Basic Concept and Definition
Tempo is how fast or slow the music is (or should be), and can be measured or indicated in two different ways. You may want to explain it like this: while the time signature tells the player how the placement of the sounds occur in the piece, the tempo tells you how they should sound in relation to real time. For example, you can sing “The Farmer in the Dale” really fast and finish in one minute, or really slow and drag it out for half-an-hour.
Tempo is measured using metronome markings, or indicated using specific words above or below the staff. Metronome markings are listed at the beginning of a piece of music and are similar to the top number on the time signature, but rather than beats per measure, it is used to indicate the number of beats per minute. It is written as an equation relative to the time signature. For instance, in common time, the metronome mark may appear as a quarter note equaling some number. The number tells you how many quarter notes (beats) are played in one minute. And although you can estimate it using a clock, the most reliable method is to employ a metronome—a timing device that displays the beat-per-minute tempo with either a small clicking sound or a pulse of light.
Italian terms are used to indicate when the tempo changes during a piece of music, and they are more subjective, which means that the musician gets to choose exactly how fast or slow to play.
Any age students can easily recognize the fundamental differences in tempo through listening and discussion activities, but with older groups, you may want to introduce some of the most common terms and their respective meanings, as well as how to interpret metronome markings. These ideas can help you teach the element of tempo.
Materials: You’ll need to gather a number of auditory examples and their sheet music, and develop some worksheets that your students can use to learn various common terms that indicate tempo. You may also download free tempo worksheets and similar music classroom resources here.

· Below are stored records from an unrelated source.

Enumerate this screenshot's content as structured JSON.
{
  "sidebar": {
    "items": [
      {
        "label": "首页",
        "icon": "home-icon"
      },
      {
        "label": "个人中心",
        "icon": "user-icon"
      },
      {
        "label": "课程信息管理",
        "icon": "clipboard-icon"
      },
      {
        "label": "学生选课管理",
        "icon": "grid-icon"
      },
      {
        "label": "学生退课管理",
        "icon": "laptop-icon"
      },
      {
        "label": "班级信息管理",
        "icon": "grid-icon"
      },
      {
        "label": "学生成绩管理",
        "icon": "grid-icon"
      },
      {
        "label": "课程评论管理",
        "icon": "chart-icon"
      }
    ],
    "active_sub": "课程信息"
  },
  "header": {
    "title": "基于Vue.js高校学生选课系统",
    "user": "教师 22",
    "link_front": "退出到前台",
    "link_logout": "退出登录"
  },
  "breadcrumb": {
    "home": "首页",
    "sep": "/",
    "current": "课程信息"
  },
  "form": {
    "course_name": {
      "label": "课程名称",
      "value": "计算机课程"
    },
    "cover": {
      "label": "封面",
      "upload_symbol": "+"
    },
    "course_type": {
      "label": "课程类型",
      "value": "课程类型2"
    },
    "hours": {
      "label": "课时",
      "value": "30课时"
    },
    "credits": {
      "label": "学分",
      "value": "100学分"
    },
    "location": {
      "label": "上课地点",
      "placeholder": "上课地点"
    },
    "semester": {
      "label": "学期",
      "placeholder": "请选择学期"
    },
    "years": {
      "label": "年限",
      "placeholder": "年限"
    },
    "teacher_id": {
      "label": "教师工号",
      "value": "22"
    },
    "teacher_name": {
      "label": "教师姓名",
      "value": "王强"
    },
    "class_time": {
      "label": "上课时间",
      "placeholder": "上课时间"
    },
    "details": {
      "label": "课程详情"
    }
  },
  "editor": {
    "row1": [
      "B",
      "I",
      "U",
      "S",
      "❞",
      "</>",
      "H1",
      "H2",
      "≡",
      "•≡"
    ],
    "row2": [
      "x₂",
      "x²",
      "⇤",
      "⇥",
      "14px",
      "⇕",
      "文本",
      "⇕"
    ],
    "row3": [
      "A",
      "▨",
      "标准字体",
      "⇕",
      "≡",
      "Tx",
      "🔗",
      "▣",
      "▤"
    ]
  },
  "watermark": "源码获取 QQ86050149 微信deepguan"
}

Procedure: Begin by explaining to your students that tempo refers to how fast or slow a piece of music is played. Briefly discuss some of the most basic terms used to indicate tempo such as:
- Grave—pronounced “GRAH-vey” which means very slow, sedate and solemn
- Largo—slow and broad
- Andante—pronounced “on-DON-tay” indicates medium slow, like a ‘walking’ pace
- Moderato—is moderate, medium tempo
- Allegro—pronounced “uh-LAY-grow” means fast
- Presto—very fast
You may also include other Italian terms that are often combined with these, like:
- (un) poco—means a little, pronounced “oon POH-koe”
- Molto—a lot
- Piu—means more, pronounced “pew”
- Meno—less, pronounced “May-no”
You can combine these terms to create phrases that the students can use when describing or recognizing tempo markings within, and at the beginning of a piece of music.
Play your examples, discussing each one using specific terms and have your students explain how the different tempos employed effect the overall sound and feeling the music creates.
Gradual Changes in Tempo
For this listening exercise, explain to students that there are times when a gradual changes in tempo are needed within the piece, and these changes also have specific terms that are used to tell a musician how to perform it. Although many of these terms are more appropriate for older students, tempo indicators (and their respective abbreviations) to explore include:
- Accelerando—(accel.) means to accelerate, get faster
- Ritardando—(rit.) means that the tempo is slowing down
- Ritenuto—(riten.) slower
- Rubato—simply means allowing the tempo to increase or decrease in a manner that emphasizes the phrasing
- Tempo I—means to return to the original tempo
Use the same procedures to demonstrate the changes in a single piece of music. Have the students listen and identify where they happen, as well as discuss the impressions created.
By teaching students the elements of tempo, you help develop their overall understanding of the way music elements work together to create feelings and impressions. These and other listening exercises will lay the foundation for future compositions and better performances.